THERE is, unfortunately, nothing new to canal-side pubs being closed. In 1962, the author, boatman and songwriter David Blagrove commented on pub closures in his great canal book, Bread Upon The Waters. On arriving at what is today the Narrow Boat Inn at Stowe Hill, Weedon, he wrote that it was ‘the first pub still in business since Stoke Bruerne’.

But for him, it was not all thirsty work. He then went on to Braunston, and when descending the lock flight from the tunnel towards the village, he saw ‘a long, low brick pub crouched invitingly. A weather-beaten signboard announced that it was called The Admiral Nelson.

In the last decade or so, however, The Admiral Nelson has had mixed fortunes until, i.n 2009 The Admiral Nelson was closed and boarded it up, and left in that pitiful condition until 2012 – its future prospects looking pretty grim.

Then it was rescued by Pam and Mark Davis, who managed to buy the freehold and revived its fortunes. In time, it became the The Guardian’s Best Rural Pub of the Year. This accolade was repeated in canal publications and elsewhere. For a few years the pub even managed an outside mini pop concert. But the owners were exhausted by it all and after little more than five years, they wanted to move on. In 2017 they put the pub up for sale at an asking price of £595,000. There was now more public concern, as the second sale was also taking a long time, and the owners’ enthusiasm seemed just not there anymore.

Then at the end of last year, the pub was acquired by Everards Brewery of Leicestershire. The Admiral Nelson was given a welcome makeover, with the promise of more to come, and then leased to Pete and Debs Hawksworth, who come from the Nottingham area.

They brought with them a wealth of experience in running pubs, and a formula that works for them. Their emphasis is on being a ‘pub-pub.’ And serving pub grub – they have even brought their former chef from Nottingham to ensure the food is to their exacting standards. Both drink and food are very reasonably priced, with very little on the menu’s main courses that are above £10. All food is made from fresh produce, and locally sourced where possible.

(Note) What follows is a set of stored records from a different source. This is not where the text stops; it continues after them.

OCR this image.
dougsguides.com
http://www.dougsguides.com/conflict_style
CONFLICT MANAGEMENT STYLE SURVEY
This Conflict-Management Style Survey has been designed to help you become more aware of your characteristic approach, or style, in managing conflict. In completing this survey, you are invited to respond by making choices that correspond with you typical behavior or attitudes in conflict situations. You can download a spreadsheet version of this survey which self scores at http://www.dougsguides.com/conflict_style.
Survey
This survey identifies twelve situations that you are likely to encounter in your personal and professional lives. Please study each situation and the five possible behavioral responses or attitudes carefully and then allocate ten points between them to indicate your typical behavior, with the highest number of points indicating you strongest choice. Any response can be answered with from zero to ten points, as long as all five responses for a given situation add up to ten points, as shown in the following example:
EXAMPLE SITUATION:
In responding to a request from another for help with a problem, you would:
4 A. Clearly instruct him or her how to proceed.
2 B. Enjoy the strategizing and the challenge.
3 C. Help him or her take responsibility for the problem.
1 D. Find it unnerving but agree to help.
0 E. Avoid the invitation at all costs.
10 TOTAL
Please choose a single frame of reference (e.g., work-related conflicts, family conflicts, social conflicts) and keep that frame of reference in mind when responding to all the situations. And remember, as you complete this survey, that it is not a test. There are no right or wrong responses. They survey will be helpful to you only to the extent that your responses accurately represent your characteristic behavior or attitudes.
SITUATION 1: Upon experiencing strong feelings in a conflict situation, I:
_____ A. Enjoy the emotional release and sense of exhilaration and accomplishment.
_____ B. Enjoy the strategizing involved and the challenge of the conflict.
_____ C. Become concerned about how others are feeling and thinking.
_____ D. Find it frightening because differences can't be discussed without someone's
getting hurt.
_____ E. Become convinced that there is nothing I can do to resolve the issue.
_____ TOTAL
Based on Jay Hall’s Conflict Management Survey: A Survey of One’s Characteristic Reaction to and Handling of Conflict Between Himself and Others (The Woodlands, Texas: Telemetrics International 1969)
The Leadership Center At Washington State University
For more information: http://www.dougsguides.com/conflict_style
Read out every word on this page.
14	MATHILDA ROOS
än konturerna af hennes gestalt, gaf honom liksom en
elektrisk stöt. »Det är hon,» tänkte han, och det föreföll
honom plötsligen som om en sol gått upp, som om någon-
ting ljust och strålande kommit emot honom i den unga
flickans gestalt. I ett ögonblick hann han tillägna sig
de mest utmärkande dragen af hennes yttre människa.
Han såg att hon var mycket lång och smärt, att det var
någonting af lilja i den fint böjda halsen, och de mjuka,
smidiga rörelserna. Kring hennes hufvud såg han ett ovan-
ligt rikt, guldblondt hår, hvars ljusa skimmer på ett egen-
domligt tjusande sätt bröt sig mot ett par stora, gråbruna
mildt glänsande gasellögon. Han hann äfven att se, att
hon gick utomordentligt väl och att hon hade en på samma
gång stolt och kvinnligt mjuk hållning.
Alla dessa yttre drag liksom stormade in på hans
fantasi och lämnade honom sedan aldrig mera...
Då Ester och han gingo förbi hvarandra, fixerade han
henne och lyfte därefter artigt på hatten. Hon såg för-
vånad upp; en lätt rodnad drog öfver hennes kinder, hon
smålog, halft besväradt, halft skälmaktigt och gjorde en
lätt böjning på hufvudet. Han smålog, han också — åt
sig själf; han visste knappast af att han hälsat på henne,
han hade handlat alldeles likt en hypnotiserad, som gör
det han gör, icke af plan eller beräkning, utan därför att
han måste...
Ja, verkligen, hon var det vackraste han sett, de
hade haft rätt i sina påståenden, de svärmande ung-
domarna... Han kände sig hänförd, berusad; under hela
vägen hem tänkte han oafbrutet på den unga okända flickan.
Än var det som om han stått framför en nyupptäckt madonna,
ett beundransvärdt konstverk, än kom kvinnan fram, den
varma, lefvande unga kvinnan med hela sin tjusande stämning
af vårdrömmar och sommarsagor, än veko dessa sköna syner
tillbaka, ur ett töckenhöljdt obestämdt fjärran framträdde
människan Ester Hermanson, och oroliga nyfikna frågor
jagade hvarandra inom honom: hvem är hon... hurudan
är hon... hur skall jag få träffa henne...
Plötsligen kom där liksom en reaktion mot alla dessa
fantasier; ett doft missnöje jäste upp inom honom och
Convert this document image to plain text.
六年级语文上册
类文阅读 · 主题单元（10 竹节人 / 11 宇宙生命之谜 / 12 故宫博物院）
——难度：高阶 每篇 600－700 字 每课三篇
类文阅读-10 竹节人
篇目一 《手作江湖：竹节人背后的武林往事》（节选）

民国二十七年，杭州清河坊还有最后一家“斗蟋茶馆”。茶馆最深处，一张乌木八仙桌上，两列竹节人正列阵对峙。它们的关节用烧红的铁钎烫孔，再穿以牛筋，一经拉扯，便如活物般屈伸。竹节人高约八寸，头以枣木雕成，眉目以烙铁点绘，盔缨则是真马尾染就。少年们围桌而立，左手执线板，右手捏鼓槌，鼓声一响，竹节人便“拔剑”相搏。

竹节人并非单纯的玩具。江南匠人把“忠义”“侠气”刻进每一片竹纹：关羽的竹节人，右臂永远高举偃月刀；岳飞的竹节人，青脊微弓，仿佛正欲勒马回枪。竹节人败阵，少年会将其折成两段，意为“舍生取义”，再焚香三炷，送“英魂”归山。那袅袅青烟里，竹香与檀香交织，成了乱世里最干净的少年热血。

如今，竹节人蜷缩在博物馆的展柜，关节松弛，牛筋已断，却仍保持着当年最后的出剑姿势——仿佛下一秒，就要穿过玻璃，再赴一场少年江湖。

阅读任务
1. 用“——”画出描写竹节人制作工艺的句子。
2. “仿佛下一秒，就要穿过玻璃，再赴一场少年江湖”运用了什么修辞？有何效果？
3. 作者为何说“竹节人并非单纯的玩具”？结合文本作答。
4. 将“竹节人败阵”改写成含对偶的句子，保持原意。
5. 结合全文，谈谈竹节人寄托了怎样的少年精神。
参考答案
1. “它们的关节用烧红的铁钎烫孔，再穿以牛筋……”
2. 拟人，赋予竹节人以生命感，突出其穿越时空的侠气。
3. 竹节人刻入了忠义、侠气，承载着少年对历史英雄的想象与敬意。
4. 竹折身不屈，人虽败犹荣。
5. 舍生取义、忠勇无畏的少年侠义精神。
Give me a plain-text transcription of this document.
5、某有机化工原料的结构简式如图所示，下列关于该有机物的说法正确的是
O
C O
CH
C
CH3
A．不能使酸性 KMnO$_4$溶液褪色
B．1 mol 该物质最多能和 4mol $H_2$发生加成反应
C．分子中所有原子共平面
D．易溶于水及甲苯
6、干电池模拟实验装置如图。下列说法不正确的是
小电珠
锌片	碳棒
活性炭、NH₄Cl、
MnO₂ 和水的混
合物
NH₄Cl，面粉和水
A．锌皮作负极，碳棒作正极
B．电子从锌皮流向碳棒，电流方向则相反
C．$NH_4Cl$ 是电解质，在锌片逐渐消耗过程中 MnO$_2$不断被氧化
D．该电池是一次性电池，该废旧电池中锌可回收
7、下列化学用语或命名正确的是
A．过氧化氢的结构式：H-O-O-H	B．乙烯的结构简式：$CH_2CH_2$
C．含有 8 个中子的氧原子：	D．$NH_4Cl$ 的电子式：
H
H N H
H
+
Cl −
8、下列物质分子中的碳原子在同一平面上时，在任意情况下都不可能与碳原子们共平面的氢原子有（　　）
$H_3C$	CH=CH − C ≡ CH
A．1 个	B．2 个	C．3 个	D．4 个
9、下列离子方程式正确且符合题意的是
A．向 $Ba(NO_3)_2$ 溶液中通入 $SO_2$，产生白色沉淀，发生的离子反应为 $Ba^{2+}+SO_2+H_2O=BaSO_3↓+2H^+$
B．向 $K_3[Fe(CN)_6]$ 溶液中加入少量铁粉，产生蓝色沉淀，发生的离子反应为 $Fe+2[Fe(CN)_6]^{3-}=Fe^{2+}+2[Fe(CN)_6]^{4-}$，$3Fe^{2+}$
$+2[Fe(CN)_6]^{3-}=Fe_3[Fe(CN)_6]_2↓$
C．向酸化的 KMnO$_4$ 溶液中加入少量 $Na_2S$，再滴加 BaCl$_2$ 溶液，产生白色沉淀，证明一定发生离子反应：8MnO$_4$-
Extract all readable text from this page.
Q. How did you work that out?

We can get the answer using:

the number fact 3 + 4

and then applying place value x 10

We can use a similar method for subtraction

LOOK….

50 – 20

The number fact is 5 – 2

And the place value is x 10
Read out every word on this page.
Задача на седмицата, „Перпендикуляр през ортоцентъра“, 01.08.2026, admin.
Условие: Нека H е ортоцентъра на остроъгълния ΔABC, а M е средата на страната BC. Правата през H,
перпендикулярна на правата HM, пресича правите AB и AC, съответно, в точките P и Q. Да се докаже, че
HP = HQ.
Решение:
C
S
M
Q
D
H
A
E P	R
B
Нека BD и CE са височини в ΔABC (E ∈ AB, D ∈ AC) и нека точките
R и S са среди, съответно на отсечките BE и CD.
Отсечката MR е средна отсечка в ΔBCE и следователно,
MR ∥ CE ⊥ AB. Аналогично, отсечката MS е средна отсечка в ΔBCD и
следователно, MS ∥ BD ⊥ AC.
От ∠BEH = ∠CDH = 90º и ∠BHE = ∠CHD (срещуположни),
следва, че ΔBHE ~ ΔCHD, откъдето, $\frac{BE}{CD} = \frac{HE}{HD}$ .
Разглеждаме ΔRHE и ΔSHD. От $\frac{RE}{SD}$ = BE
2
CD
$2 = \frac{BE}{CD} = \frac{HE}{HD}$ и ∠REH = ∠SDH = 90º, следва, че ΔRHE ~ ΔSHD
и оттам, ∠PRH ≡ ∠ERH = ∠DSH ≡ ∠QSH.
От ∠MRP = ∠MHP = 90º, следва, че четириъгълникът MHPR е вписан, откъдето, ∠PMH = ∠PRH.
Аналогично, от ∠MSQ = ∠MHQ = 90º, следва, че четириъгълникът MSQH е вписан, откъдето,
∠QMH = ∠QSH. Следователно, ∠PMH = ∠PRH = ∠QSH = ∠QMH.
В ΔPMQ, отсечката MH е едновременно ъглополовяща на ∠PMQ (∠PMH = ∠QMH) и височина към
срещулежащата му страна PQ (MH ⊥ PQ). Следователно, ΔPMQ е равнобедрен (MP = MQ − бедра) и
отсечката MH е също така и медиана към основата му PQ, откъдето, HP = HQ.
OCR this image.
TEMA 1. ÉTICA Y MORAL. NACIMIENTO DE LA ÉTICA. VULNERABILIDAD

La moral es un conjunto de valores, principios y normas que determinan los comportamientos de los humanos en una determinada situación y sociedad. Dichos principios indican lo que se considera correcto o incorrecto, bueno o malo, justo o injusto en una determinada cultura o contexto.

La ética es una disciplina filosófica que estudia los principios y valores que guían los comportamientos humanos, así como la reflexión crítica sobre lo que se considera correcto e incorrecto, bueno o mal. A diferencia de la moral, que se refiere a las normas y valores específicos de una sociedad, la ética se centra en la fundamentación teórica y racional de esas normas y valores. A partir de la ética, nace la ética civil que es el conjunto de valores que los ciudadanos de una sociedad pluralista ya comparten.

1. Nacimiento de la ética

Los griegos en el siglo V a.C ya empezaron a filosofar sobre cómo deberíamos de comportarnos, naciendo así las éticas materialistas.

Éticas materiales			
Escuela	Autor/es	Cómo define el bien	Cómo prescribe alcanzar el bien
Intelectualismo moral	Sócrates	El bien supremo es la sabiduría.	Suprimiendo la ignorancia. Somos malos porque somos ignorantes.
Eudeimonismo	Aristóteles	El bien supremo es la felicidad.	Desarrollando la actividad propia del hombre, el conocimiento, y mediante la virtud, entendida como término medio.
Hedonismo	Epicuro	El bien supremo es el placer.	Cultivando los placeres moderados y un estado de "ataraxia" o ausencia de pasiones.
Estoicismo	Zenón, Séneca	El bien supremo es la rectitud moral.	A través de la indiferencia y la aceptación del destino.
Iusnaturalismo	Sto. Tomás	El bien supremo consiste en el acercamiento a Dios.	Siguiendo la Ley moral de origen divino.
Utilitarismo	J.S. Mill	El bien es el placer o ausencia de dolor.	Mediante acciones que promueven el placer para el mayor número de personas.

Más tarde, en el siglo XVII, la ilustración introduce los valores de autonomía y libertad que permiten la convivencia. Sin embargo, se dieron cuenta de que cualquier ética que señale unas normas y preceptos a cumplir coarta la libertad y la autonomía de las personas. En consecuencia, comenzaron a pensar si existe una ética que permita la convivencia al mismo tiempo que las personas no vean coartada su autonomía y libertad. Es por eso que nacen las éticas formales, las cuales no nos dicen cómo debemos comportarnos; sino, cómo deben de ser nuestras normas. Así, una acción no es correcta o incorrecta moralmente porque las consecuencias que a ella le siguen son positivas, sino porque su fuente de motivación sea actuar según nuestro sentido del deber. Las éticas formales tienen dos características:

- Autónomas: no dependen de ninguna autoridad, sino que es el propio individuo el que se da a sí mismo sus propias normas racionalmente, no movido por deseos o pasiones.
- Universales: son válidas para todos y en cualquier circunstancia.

The drinks on offer provide a wide choice, including a selection of Everards ales and tempting looking guest beers. There is a good selection of budget and medium-priced wines, and also today’s designer-drinker special, a selection of premium gins. For lunch with an old friend, who is a stalwart with the Wilts & Berks Canal Trust, we each chose the gammon steak at £9.95, washed down with a pint of Everards amber ale. Both were to perfection.

On one recent evening I took two people on a tour of the canal at Braunston, who were looking to make a canal television programme. The couple had not been to Braunston before. We started at the marina, looking at its historic buildings, some even older than the Admiral Nelson’s conversion to a pub in 1805. We then moved on via the old canal buildings at the Bottom Lock, and onto Lock 2, where a scene for the TV series Inspector Morse was shot.

Then in the early warm spring evening we ended our researches at what Thomas Hardy had once called ‘the inn that beamed thereby’. It was a description that perfectly fitted The Admiral Nelson that evening, with the sun setting. For a midweek evening, the pub was packed with locals and boaters – like canal-side pubs used to be. ‘We must use this fantastic pub, and those new lock-side benches,’ said the excited producer.

So it’s three cheers for the new managers, Pete and Debs and their young team. And a warning to boaters – booze-cruise it or lose it! Don’t turn a blind eye to The Admiral Nelson!